Tourismusdirektor Colin Piper ist stolz darauf, dass die Partner, die den Inselstaat als Destination in ihrem Portfolio hatten, ihm auch nach dem Hurrikan die Treue hielten. Mit ihnen gemeinsam wurde daran gearbeitet, den Fremdenverkehr, der das finanzielle Rückgrat bildet, schnell wieder zum Laufen zu bringen.
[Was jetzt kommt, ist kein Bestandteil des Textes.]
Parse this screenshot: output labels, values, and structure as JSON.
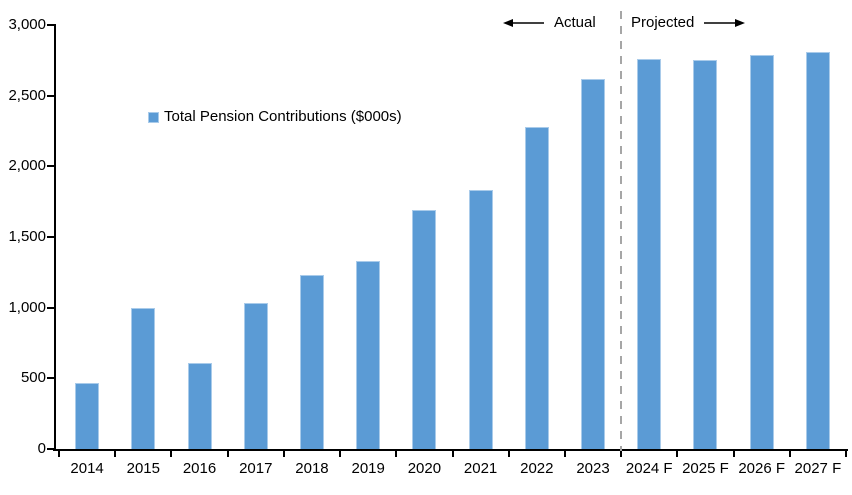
{
  "chart_data": {
    "type": "bar",
    "title": "",
    "xlabel": "",
    "ylabel": "",
    "legend": "Total Pension Contributions ($000s)",
    "legend_position": "inside-upper-left",
    "grid": false,
    "categories": [
      "2014",
      "2015",
      "2016",
      "2017",
      "2018",
      "2019",
      "2020",
      "2021",
      "2022",
      "2023",
      "2024 F",
      "2025 F",
      "2026 F",
      "2027 F"
    ],
    "values": [
      470,
      1000,
      610,
      1030,
      1230,
      1330,
      1690,
      1830,
      2280,
      2620,
      2760,
      2750,
      2790,
      2810
    ],
    "ylim": [
      0,
      3000
    ],
    "ytick_step": 500,
    "ytick_labels": [
      "0",
      "500",
      "1,000",
      "1,500",
      "2,000",
      "2,500",
      "3,000"
    ],
    "annotations": {
      "actual_label": "Actual",
      "projected_label": "Projected",
      "divider_between": [
        "2023",
        "2024 F"
      ]
    },
    "colors": {
      "bar_fill": "#5B9BD5",
      "bar_border": "#A9CBEA",
      "axis": "#000000",
      "text": "#000000",
      "divider": "#A6A6A6"
    }
  }
}
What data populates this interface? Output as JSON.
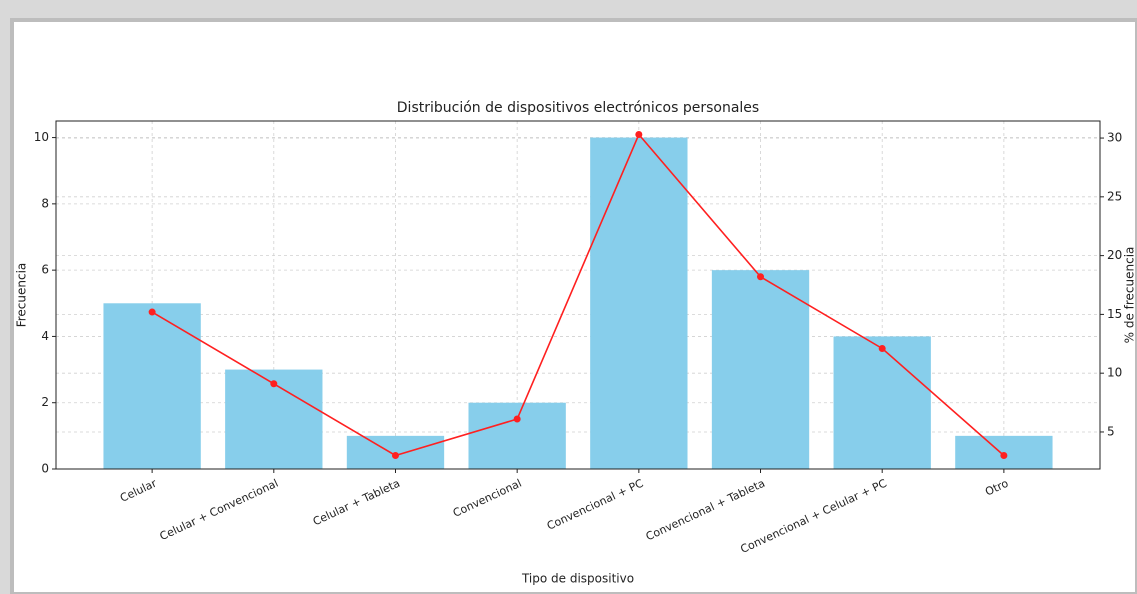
{
  "chart_data": {
    "type": "bar_line",
    "title": "Distribución de dispositivos electrónicos personales",
    "x_label": "Tipo de dispositivo",
    "y_label": "Frecuencia",
    "y2_label": "% de frecuencia",
    "categories": [
      "Celular",
      "Celular + Convencional",
      "Celular + Tableta",
      "Convencional",
      "Convencional + PC",
      "Convencional + Tableta",
      "Convencional + Celular + PC",
      "Otro"
    ],
    "series": [
      {
        "name": "Frecuencia",
        "type": "bar",
        "color": "#87ceeb",
        "values": [
          5,
          3,
          1,
          2,
          10,
          6,
          4,
          1
        ]
      },
      {
        "name": "% de frecuencia",
        "type": "line",
        "axis": "y2",
        "color": "#ff2020",
        "values": [
          15.2,
          9.1,
          3.0,
          6.1,
          30.3,
          18.2,
          12.1,
          3.0
        ]
      }
    ],
    "ylim": [
      0,
      10.5
    ],
    "yticks": [
      0,
      2,
      4,
      6,
      8,
      10
    ],
    "y2lim": [
      1.85,
      31.45
    ],
    "y2ticks": [
      5,
      10,
      15,
      20,
      25,
      30
    ],
    "grid": true
  }
}
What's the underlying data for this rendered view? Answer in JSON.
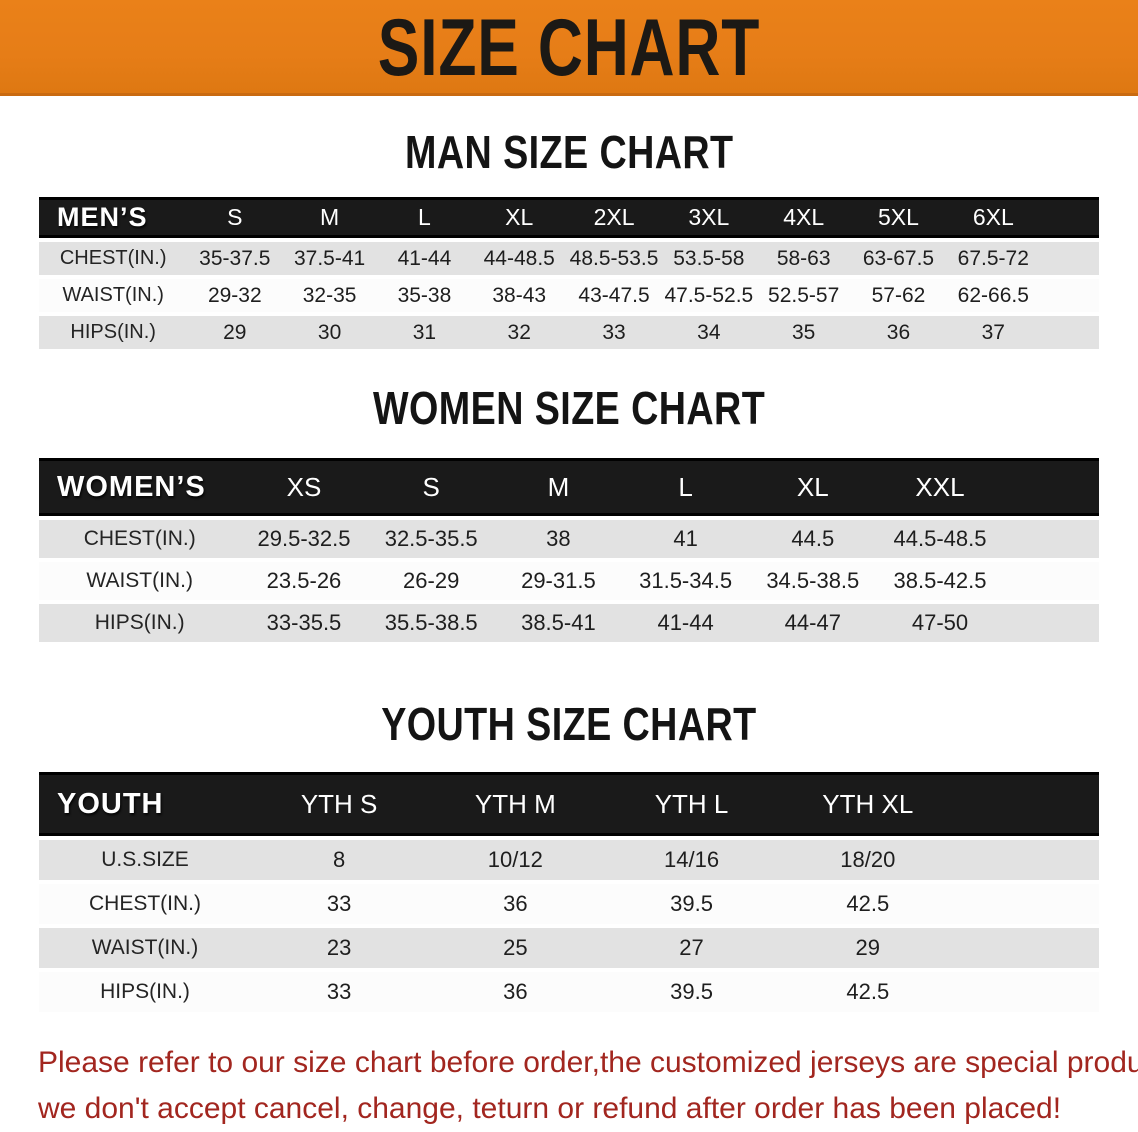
{
  "banner": {
    "title": "SIZE CHART"
  },
  "sections": [
    {
      "title": "MAN SIZE CHART",
      "header_label": "MEN’S",
      "columns": [
        "S",
        "M",
        "L",
        "XL",
        "2XL",
        "3XL",
        "4XL",
        "5XL",
        "6XL"
      ],
      "rows": [
        {
          "label": "CHEST(IN.)",
          "values": [
            "35-37.5",
            "37.5-41",
            "41-44",
            "44-48.5",
            "48.5-53.5",
            "53.5-58",
            "58-63",
            "63-67.5",
            "67.5-72"
          ]
        },
        {
          "label": "WAIST(IN.)",
          "values": [
            "29-32",
            "32-35",
            "35-38",
            "38-43",
            "43-47.5",
            "47.5-52.5",
            "52.5-57",
            "57-62",
            "62-66.5"
          ]
        },
        {
          "label": "HIPS(IN.)",
          "values": [
            "29",
            "30",
            "31",
            "32",
            "33",
            "34",
            "35",
            "36",
            "37"
          ]
        }
      ]
    },
    {
      "title": "WOMEN SIZE CHART",
      "header_label": "WOMEN’S",
      "columns": [
        "XS",
        "S",
        "M",
        "L",
        "XL",
        "XXL"
      ],
      "rows": [
        {
          "label": "CHEST(IN.)",
          "values": [
            "29.5-32.5",
            "32.5-35.5",
            "38",
            "41",
            "44.5",
            "44.5-48.5"
          ]
        },
        {
          "label": "WAIST(IN.)",
          "values": [
            "23.5-26",
            "26-29",
            "29-31.5",
            "31.5-34.5",
            "34.5-38.5",
            "38.5-42.5"
          ]
        },
        {
          "label": "HIPS(IN.)",
          "values": [
            "33-35.5",
            "35.5-38.5",
            "38.5-41",
            "41-44",
            "44-47",
            "47-50"
          ]
        }
      ]
    },
    {
      "title": "YOUTH SIZE CHART",
      "header_label": "YOUTH",
      "columns": [
        "YTH S",
        "YTH M",
        "YTH L",
        "YTH XL"
      ],
      "rows": [
        {
          "label": "U.S.SIZE",
          "values": [
            "8",
            "10/12",
            "14/16",
            "18/20"
          ]
        },
        {
          "label": "CHEST(IN.)",
          "values": [
            "33",
            "36",
            "39.5",
            "42.5"
          ]
        },
        {
          "label": "WAIST(IN.)",
          "values": [
            "23",
            "25",
            "27",
            "29"
          ]
        },
        {
          "label": "HIPS(IN.)",
          "values": [
            "33",
            "36",
            "39.5",
            "42.5"
          ]
        }
      ]
    }
  ],
  "disclaimer": {
    "lines": [
      "Please refer to our size chart before order,the customized jerseys are special products,",
      "we don't accept cancel, change, teturn or refund after order has been placed!"
    ]
  },
  "colors": {
    "banner_orange": "#E67D17",
    "bar_black": "#1A1A1A",
    "row_gray": "#E2E2E2",
    "row_white": "#FCFCFC",
    "disclaimer_red": "#A2261F",
    "heading_black": "#141414"
  }
}
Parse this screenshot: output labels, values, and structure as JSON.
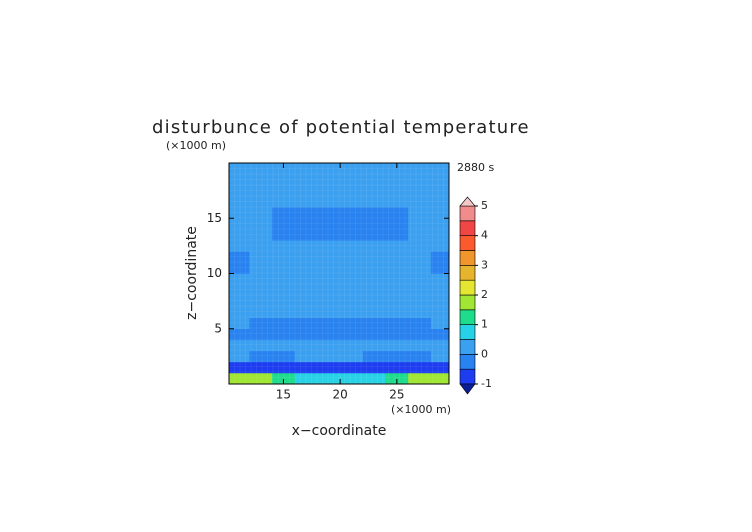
{
  "chart_data": {
    "type": "contour",
    "title": "disturbunce of potential temperature",
    "x_unit": "(×1000 m)",
    "y_unit": "(×1000 m)",
    "xlabel": "x−coordinate",
    "ylabel": "z−coordinate",
    "time_label": "2880 s",
    "xlim": [
      10.2,
      29.6
    ],
    "ylim": [
      0,
      20
    ],
    "xticks": [
      15,
      20,
      25
    ],
    "yticks": [
      5,
      10,
      15
    ],
    "x": [
      11,
      13,
      15,
      17,
      19,
      21,
      23,
      25,
      27,
      29
    ],
    "z": [
      0.5,
      1.5,
      2.5,
      3.5,
      4.5,
      5.5,
      6.5,
      7.5,
      8.5,
      9.5,
      10.5,
      11.5,
      12.5,
      13.5,
      14.5,
      15.5,
      16.5,
      17.5,
      18.5,
      19.5
    ],
    "values": [
      [
        1.7,
        1.7,
        1.2,
        0.8,
        0.8,
        0.8,
        0.8,
        1.2,
        1.7,
        1.7
      ],
      [
        -0.6,
        -0.8,
        -0.9,
        -0.9,
        -0.9,
        -0.9,
        -0.9,
        -0.9,
        -0.8,
        -0.6
      ],
      [
        0.2,
        -0.2,
        -0.2,
        0.2,
        0.2,
        0.2,
        -0.2,
        -0.2,
        -0.2,
        0.2
      ],
      [
        0.2,
        0.2,
        0.2,
        0.2,
        0.2,
        0.2,
        0.2,
        0.2,
        0.2,
        0.2
      ],
      [
        -0.2,
        -0.2,
        -0.2,
        -0.2,
        -0.2,
        -0.2,
        -0.2,
        -0.2,
        -0.2,
        -0.2
      ],
      [
        0.2,
        -0.2,
        -0.2,
        -0.2,
        -0.2,
        -0.2,
        -0.2,
        -0.2,
        -0.2,
        0.2
      ],
      [
        0.2,
        0.2,
        0.2,
        0.2,
        0.2,
        0.2,
        0.2,
        0.2,
        0.2,
        0.2
      ],
      [
        0.2,
        0.2,
        0.2,
        0.2,
        0.2,
        0.2,
        0.2,
        0.2,
        0.2,
        0.2
      ],
      [
        0.2,
        0.2,
        0.2,
        0.2,
        0.2,
        0.2,
        0.2,
        0.2,
        0.2,
        0.2
      ],
      [
        0.2,
        0.2,
        0.2,
        0.2,
        0.2,
        0.2,
        0.2,
        0.2,
        0.2,
        0.2
      ],
      [
        -0.2,
        0.2,
        0.2,
        0.2,
        0.2,
        0.2,
        0.2,
        0.2,
        0.2,
        -0.2
      ],
      [
        -0.2,
        0.2,
        0.2,
        0.2,
        0.2,
        0.2,
        0.2,
        0.2,
        0.2,
        -0.2
      ],
      [
        0.2,
        0.2,
        0.2,
        0.2,
        0.2,
        0.2,
        0.2,
        0.2,
        0.2,
        0.2
      ],
      [
        0.2,
        0.2,
        -0.2,
        -0.2,
        -0.2,
        -0.2,
        -0.2,
        -0.2,
        0.2,
        0.2
      ],
      [
        0.2,
        0.2,
        -0.2,
        -0.2,
        -0.2,
        -0.2,
        -0.2,
        -0.2,
        0.2,
        0.2
      ],
      [
        0.2,
        0.2,
        -0.2,
        -0.2,
        -0.2,
        -0.2,
        -0.2,
        -0.2,
        0.2,
        0.2
      ],
      [
        0.2,
        0.2,
        0.2,
        0.2,
        0.2,
        0.2,
        0.2,
        0.2,
        0.2,
        0.2
      ],
      [
        0.2,
        0.2,
        0.2,
        0.2,
        0.2,
        0.2,
        0.2,
        0.2,
        0.2,
        0.2
      ],
      [
        0.2,
        0.2,
        0.2,
        0.2,
        0.2,
        0.2,
        0.2,
        0.2,
        0.2,
        0.2
      ],
      [
        0.2,
        0.2,
        0.2,
        0.2,
        0.2,
        0.2,
        0.2,
        0.2,
        0.2,
        0.2
      ]
    ],
    "levels": [
      -1,
      -0.5,
      0,
      0.5,
      1,
      1.5,
      2,
      2.5,
      3,
      3.5,
      4,
      4.5,
      5
    ],
    "colors": [
      "#1e3cf0",
      "#2882f0",
      "#3ca0f0",
      "#28d2e6",
      "#1edc8c",
      "#a0e632",
      "#e6e632",
      "#e6b42d",
      "#f0962d",
      "#fa5a2d",
      "#f04646",
      "#f08c8c"
    ],
    "under_color": "#0a1e96",
    "over_color": "#f5c8c8",
    "colorbar_ticks": [
      -1,
      0,
      1,
      2,
      3,
      4,
      5
    ]
  }
}
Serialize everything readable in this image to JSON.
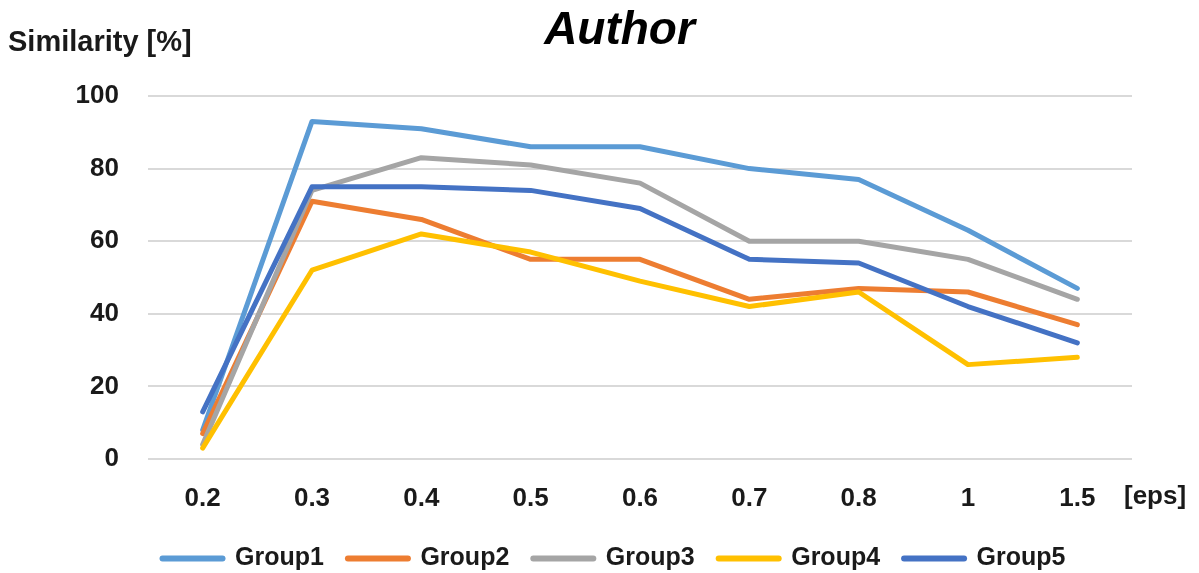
{
  "chart_data": {
    "type": "line",
    "title": "Author",
    "xlabel": "[eps]",
    "ylabel": "Similarity [%]",
    "categories": [
      "0.2",
      "0.3",
      "0.4",
      "0.5",
      "0.6",
      "0.7",
      "0.8",
      "1",
      "1.5"
    ],
    "ylim": [
      0,
      100
    ],
    "yticks": [
      0,
      20,
      40,
      60,
      80,
      100
    ],
    "grid": "y",
    "legend": "bottom",
    "marker": "none",
    "line_style": "solid",
    "series": [
      {
        "name": "Group1",
        "color": "#5b9bd5",
        "values": [
          8,
          93,
          91,
          86,
          86,
          80,
          77,
          63,
          47
        ]
      },
      {
        "name": "Group2",
        "color": "#ed7d31",
        "values": [
          7,
          71,
          66,
          55,
          55,
          44,
          47,
          46,
          37
        ]
      },
      {
        "name": "Group3",
        "color": "#a5a5a5",
        "values": [
          4,
          74,
          83,
          81,
          76,
          60,
          60,
          55,
          44
        ]
      },
      {
        "name": "Group4",
        "color": "#ffc000",
        "values": [
          3,
          52,
          62,
          57,
          49,
          42,
          46,
          26,
          28
        ]
      },
      {
        "name": "Group5",
        "color": "#4472c4",
        "values": [
          13,
          75,
          75,
          74,
          69,
          55,
          54,
          42,
          32
        ]
      }
    ]
  }
}
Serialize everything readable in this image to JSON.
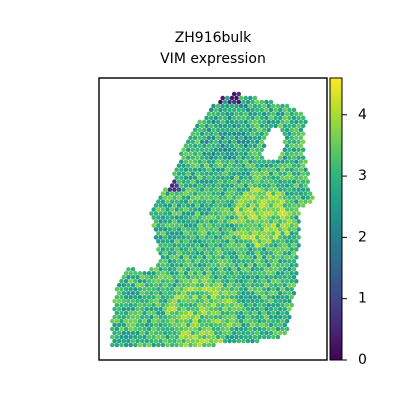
{
  "chart_data": {
    "type": "scatter",
    "title_line1": "ZH916bulk",
    "title_line2": "VIM expression",
    "xlabel": "",
    "ylabel": "",
    "grid": false,
    "colorbar": {
      "colormap": "viridis",
      "range": [
        0,
        4.6
      ],
      "ticks": [
        {
          "value": 0,
          "label": "0"
        },
        {
          "value": 1,
          "label": "1"
        },
        {
          "value": 2,
          "label": "2"
        },
        {
          "value": 3,
          "label": "3"
        },
        {
          "value": 4,
          "label": "4"
        }
      ]
    },
    "viridis_stops": [
      "#440154",
      "#482878",
      "#3e4989",
      "#31688e",
      "#26828e",
      "#1f9e89",
      "#35b779",
      "#6ece58",
      "#b5de2b",
      "#fde725"
    ]
  }
}
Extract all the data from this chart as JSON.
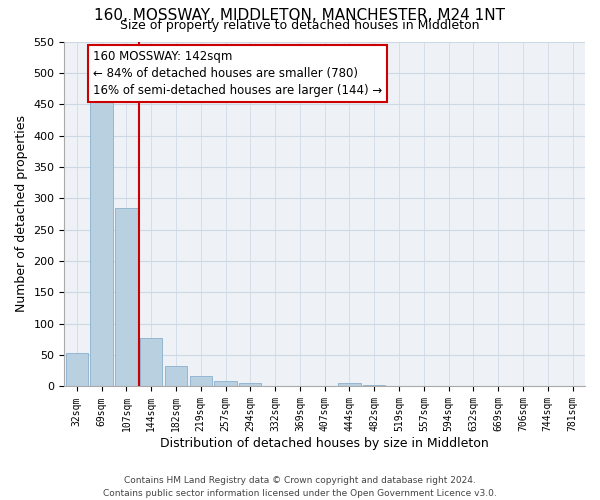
{
  "title": "160, MOSSWAY, MIDDLETON, MANCHESTER, M24 1NT",
  "subtitle": "Size of property relative to detached houses in Middleton",
  "xlabel": "Distribution of detached houses by size in Middleton",
  "ylabel": "Number of detached properties",
  "bar_labels": [
    "32sqm",
    "69sqm",
    "107sqm",
    "144sqm",
    "182sqm",
    "219sqm",
    "257sqm",
    "294sqm",
    "332sqm",
    "369sqm",
    "407sqm",
    "444sqm",
    "482sqm",
    "519sqm",
    "557sqm",
    "594sqm",
    "632sqm",
    "669sqm",
    "706sqm",
    "744sqm",
    "781sqm"
  ],
  "bar_values": [
    53,
    456,
    284,
    78,
    32,
    17,
    9,
    5,
    0,
    0,
    0,
    5,
    3,
    0,
    0,
    0,
    0,
    0,
    0,
    0,
    0
  ],
  "bar_color": "#b8d0e0",
  "bar_edge_color": "#8ab0cc",
  "vline_color": "#cc0000",
  "annotation_text": "160 MOSSWAY: 142sqm\n← 84% of detached houses are smaller (780)\n16% of semi-detached houses are larger (144) →",
  "annotation_box_color": "#ffffff",
  "annotation_box_edge": "#cc0000",
  "ylim": [
    0,
    550
  ],
  "yticks": [
    0,
    50,
    100,
    150,
    200,
    250,
    300,
    350,
    400,
    450,
    500,
    550
  ],
  "footer_line1": "Contains HM Land Registry data © Crown copyright and database right 2024.",
  "footer_line2": "Contains public sector information licensed under the Open Government Licence v3.0.",
  "grid_color": "#ccd8e4",
  "background_color": "#eef2f7",
  "title_fontsize": 11,
  "subtitle_fontsize": 9
}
Das führte auch dazu, dass die Insel mehrere Jahre hindurch zu den Top-Ten der "Ethical Destinations" gewählt wurde.

Hurrikan-resistent

",Maria‘ hat uns mit einem Schlag einen Strich durch die Rechnung gemacht, aber wir haben nicht aufgegeben", so Piper. Ein Lösungsansatz war die Gründung von Climate Resilience Execution Agency of Dominica (CREAD). "CREAD verfolgte ein Jahr lang das Ziel, alle Aktivitäten für die Zukunft nachhaltiger zu gestalten - und vor allem möglichst ‚hurrikan-resistent‘ zu werden", sagt Geschäftsführer Pepukaye Bardouille. "Das betrifft die gesamte Infrastruktur: Vom Straßen- und Hausbau bis zur Energie- und Abfallversorgung wurden Best-Practice-Beispiele erarbeitet."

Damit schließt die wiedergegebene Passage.